The Act is found in 15 U.S.C. § 1381 to § 1425. The sections dealing with the area of amendments and revocations are Sections 1392(e) and 1410.
Section 1392(e) provides:
“The Secretary may by order amend or revoke any Federal motor vehicle safety standard established under this section. Such order shall specify the date on which such amendment or revocation is to take effect which shall not be sooner than one hundred and eighty days or later than one year from the date the order is issued, unless the Secretary finds, for good cause shown, that an earlier or later effective date is in the public interest, and publishes his reasons for such finding.”
Section 1410(a) provides:
“Upon application made by a manufacturer at such time, in such manner, and containing such information as the Secretary shall prescribe, he shall temporarily exempt a limited production motor vehicle from any * * * standard, established under this sub-chapter * * *.”
In Section 1410(c), “limited production motor vehicle” is defined as one produced by a manufacturer whose total production does not exceed five hundred cars annually.

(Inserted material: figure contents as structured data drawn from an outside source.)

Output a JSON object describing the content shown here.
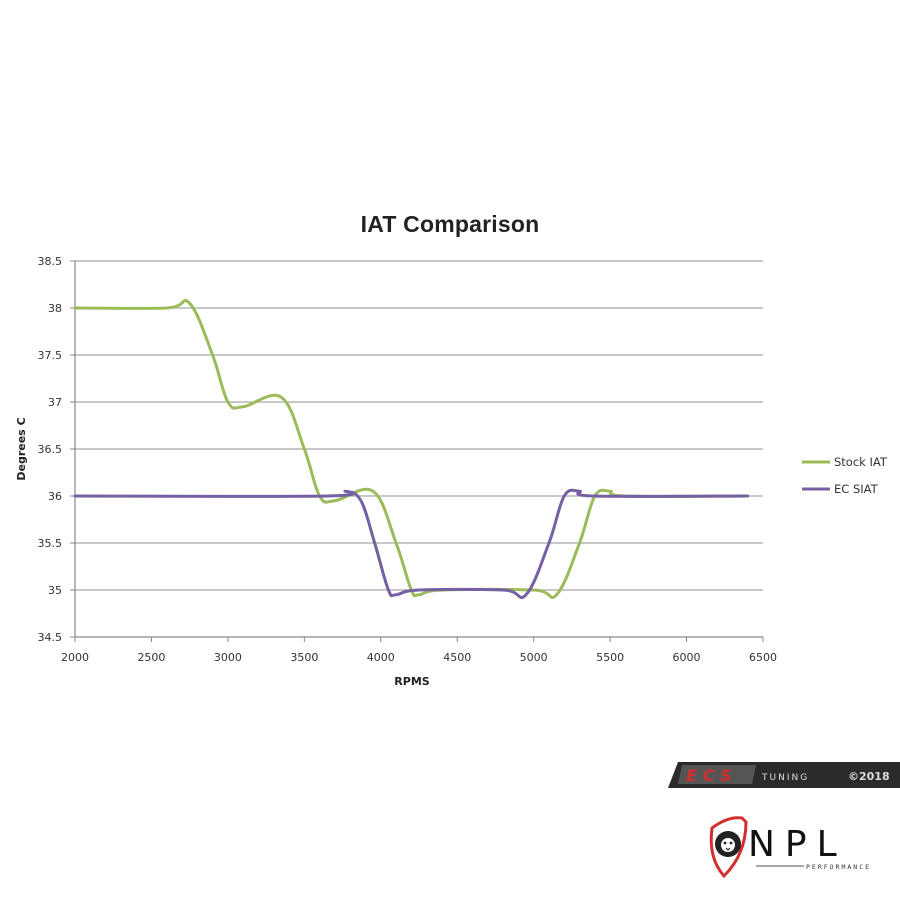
{
  "chart_data": {
    "type": "line",
    "title": "IAT Comparison",
    "xlabel": "RPMS",
    "ylabel": "Degrees C",
    "xlim": [
      2000,
      6500
    ],
    "ylim": [
      34.5,
      38.5
    ],
    "x_ticks": [
      2000,
      2500,
      3000,
      3500,
      4000,
      4500,
      5000,
      5500,
      6000,
      6500
    ],
    "y_ticks": [
      34.5,
      35,
      35.5,
      36,
      36.5,
      37,
      37.5,
      38,
      38.5
    ],
    "grid": "horizontal",
    "legend_position": "right",
    "series": [
      {
        "name": "Stock IAT",
        "color": "#9BBB59",
        "points": [
          [
            2000,
            38.0
          ],
          [
            2600,
            38.0
          ],
          [
            2750,
            38.05
          ],
          [
            2900,
            37.5
          ],
          [
            3000,
            37.0
          ],
          [
            3100,
            36.95
          ],
          [
            3350,
            37.05
          ],
          [
            3500,
            36.5
          ],
          [
            3600,
            36.0
          ],
          [
            3700,
            35.95
          ],
          [
            3950,
            36.05
          ],
          [
            4100,
            35.5
          ],
          [
            4200,
            35.0
          ],
          [
            4250,
            34.95
          ],
          [
            4400,
            35.0
          ],
          [
            5000,
            35.0
          ],
          [
            5150,
            34.95
          ],
          [
            5300,
            35.5
          ],
          [
            5400,
            36.0
          ],
          [
            5500,
            36.05
          ],
          [
            5600,
            36.0
          ],
          [
            6400,
            36.0
          ]
        ]
      },
      {
        "name": "EC SIAT",
        "color": "#7460A2",
        "points": [
          [
            2000,
            36.0
          ],
          [
            3650,
            36.0
          ],
          [
            3770,
            36.05
          ],
          [
            3870,
            35.95
          ],
          [
            3960,
            35.5
          ],
          [
            4050,
            35.0
          ],
          [
            4100,
            34.95
          ],
          [
            4250,
            35.0
          ],
          [
            4800,
            35.0
          ],
          [
            4950,
            34.95
          ],
          [
            5100,
            35.5
          ],
          [
            5200,
            36.0
          ],
          [
            5300,
            36.05
          ],
          [
            5400,
            36.0
          ],
          [
            6400,
            36.0
          ]
        ]
      }
    ]
  },
  "branding": {
    "ecs_text": "ECS",
    "ecs_sub": "TUNING",
    "ecs_copyright": "©2018",
    "npl_text": "NPL",
    "npl_sub": "PERFORMANCE"
  }
}
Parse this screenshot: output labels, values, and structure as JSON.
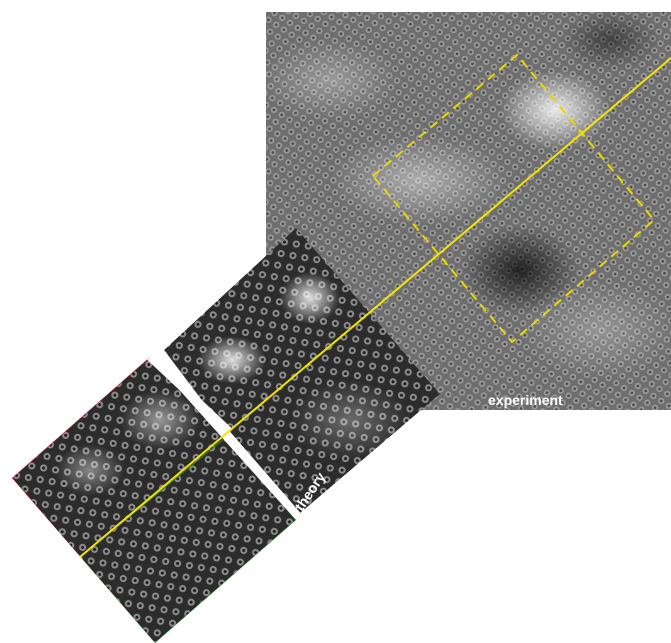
{
  "figure": {
    "experiment_label": "experiment",
    "theory_label": "theory",
    "overlay_line_color": "#f2e600",
    "roi_box_color": "#e8d800",
    "lattice_red": "#c8102e",
    "lattice_green": "#1f8a2b"
  }
}
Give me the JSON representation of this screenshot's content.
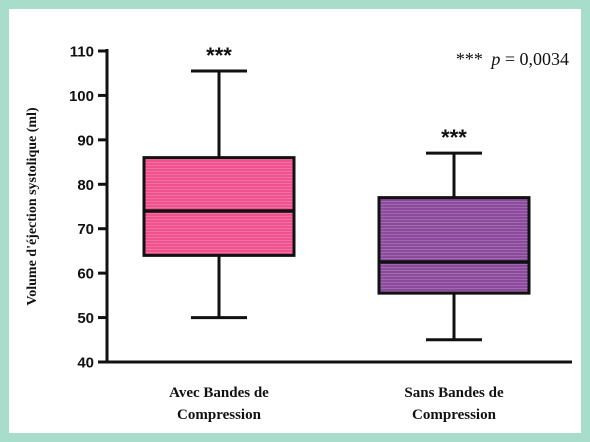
{
  "chart_data": {
    "type": "boxplot",
    "ylabel": "Volume d'éjection systolique (ml)",
    "ylim": [
      40,
      110
    ],
    "yticks": [
      40,
      50,
      60,
      70,
      80,
      90,
      100,
      110
    ],
    "categories": [
      "Avec Bandes de\nCompression",
      "Sans Bandes de\nCompression"
    ],
    "boxes": [
      {
        "min": 50,
        "q1": 64,
        "median": 74,
        "q3": 86,
        "max": 105.5,
        "color": "#f0518f",
        "significance": "***"
      },
      {
        "min": 45,
        "q1": 55.5,
        "median": 62.5,
        "q3": 77,
        "max": 87,
        "color": "#8b4a9c",
        "significance": "***"
      }
    ],
    "annotation": {
      "stars": "***",
      "italic": "p",
      "rest": " = 0,0034"
    },
    "grid": false
  }
}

In this ease, the Government argues that an administrative agency has not only express authority but also implied authority to carry out the import of its statute. Since there is no express authority in the Act to extend time to a single manufacturer, they argue that this extension can be implied. Since Section 1392(e) allows for an industry-wide extension from a safety standard, the Government argues that, a, fortiori, the Department can grant the extension to a single industry.

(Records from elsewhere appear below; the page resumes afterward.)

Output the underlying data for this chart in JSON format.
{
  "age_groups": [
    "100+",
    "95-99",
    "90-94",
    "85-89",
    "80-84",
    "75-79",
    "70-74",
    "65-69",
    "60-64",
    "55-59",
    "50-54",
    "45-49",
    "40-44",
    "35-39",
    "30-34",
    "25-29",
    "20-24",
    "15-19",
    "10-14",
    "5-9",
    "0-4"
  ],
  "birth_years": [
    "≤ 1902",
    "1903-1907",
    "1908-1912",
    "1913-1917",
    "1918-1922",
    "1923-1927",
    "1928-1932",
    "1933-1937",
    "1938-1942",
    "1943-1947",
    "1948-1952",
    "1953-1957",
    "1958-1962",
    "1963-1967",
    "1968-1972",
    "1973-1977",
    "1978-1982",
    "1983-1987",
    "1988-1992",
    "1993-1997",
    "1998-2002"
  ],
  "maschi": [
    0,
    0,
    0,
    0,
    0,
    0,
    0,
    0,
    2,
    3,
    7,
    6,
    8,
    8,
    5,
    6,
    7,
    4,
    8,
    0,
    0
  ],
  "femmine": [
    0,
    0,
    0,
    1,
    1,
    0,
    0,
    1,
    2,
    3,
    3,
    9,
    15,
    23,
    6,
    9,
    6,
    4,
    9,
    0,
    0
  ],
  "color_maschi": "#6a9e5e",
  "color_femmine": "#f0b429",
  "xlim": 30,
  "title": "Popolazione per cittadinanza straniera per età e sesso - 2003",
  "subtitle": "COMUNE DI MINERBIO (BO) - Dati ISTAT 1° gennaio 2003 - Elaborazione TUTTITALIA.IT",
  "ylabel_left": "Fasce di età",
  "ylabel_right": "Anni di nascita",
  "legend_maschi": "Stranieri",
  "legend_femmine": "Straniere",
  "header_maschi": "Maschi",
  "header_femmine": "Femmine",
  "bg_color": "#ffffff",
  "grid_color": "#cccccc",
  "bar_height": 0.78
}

The Court notes that when the Act was originally adopted, Section 1410 did not exist. At first, the Department of Transportation did not feel that it had the statutory authority to grant single manufacturer extensions, but due to the hardship felt by some small manufacturers of specialty ears, the Congress enacted Section 1410. This section, however, is specifically limited to manufacturers who annually produce five hundred cars or less.

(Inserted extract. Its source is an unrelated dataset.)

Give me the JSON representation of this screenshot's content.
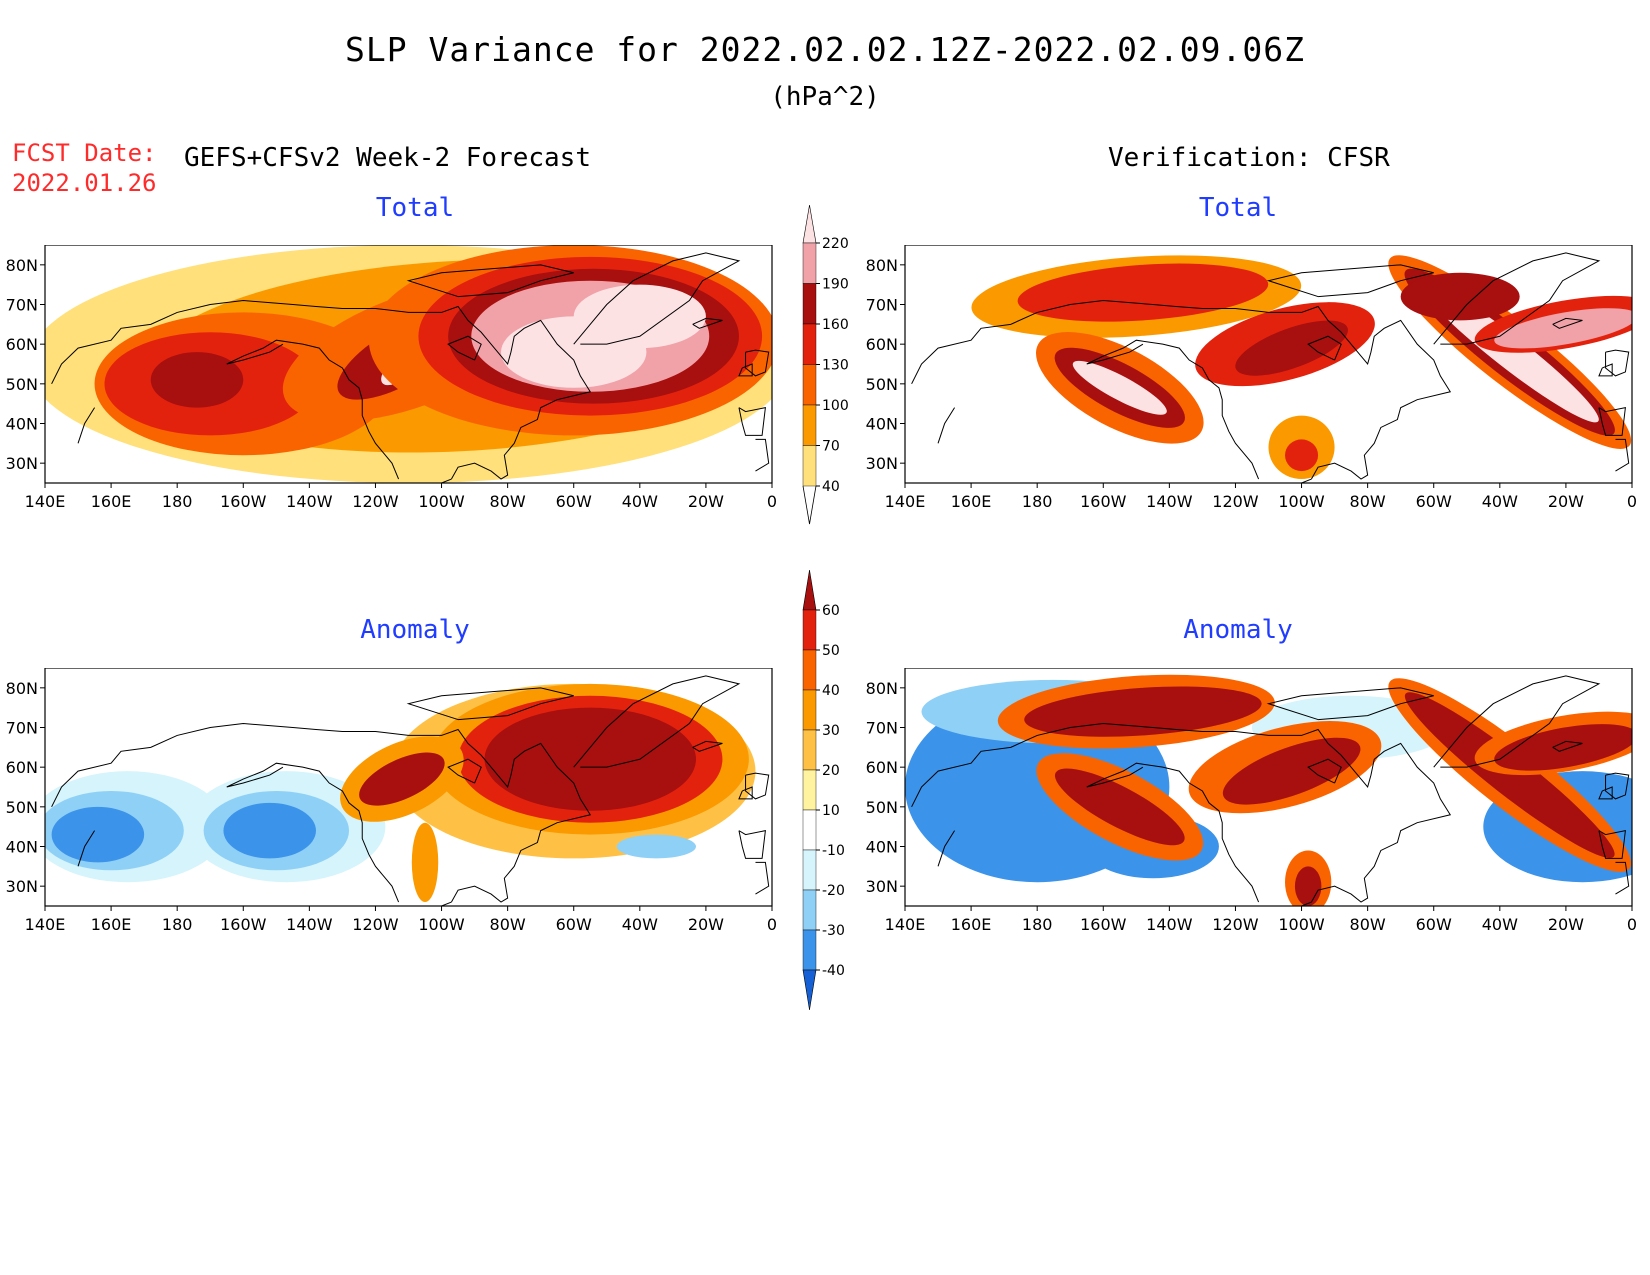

Thus, when there was an awareness on the part of Congress that special provisions should be made for single manufacturers, such provisions were restricted. Congress did not provide extensions for single car manufacturers across the board. In fact, from the action it did take, it is logical to presume that it never intended to have a single manufacturer extension for producers who exceeded the five hundred vehicle limit, and the Court so holds.
It is, therefore, this 11th day of December, 1970,
Ordered that the motion of plaintiff for summary judgment be and hereby is granted; and it is further
Ordered that the motion of defendant to dismiss be and hereby is denied; and it is further
Ordered that the motion of plaintiff for production of documents is declared moot.
. The original Act conferred authority to-issue safety standards on the Secretary of Commerce, 15 U.S.C. §§ 1392(a), 1391(10). By subsequent legislation, Congress transferred all powers of the Act to the Secretary of Transportation, 49 U.S.C. § 1655(a) (6) (A). The Secretary had delegated these powers, with several exceptions not relevant here, to the Federal Highway Administrator (hereafter called the Administrator) until March 22, 1970, at which time they were withdrawn and delegated to the National Highway Safety Bureau (hereafter called the Bureau) contemporaneous with the Bureau’s separation from the Highway Administrator and elevation within the Department to the status of an Administration. 35 Fed.Reg. 4955.
. 6A Moore’s Federal Practice, Sec. 57.13, at p. 3075.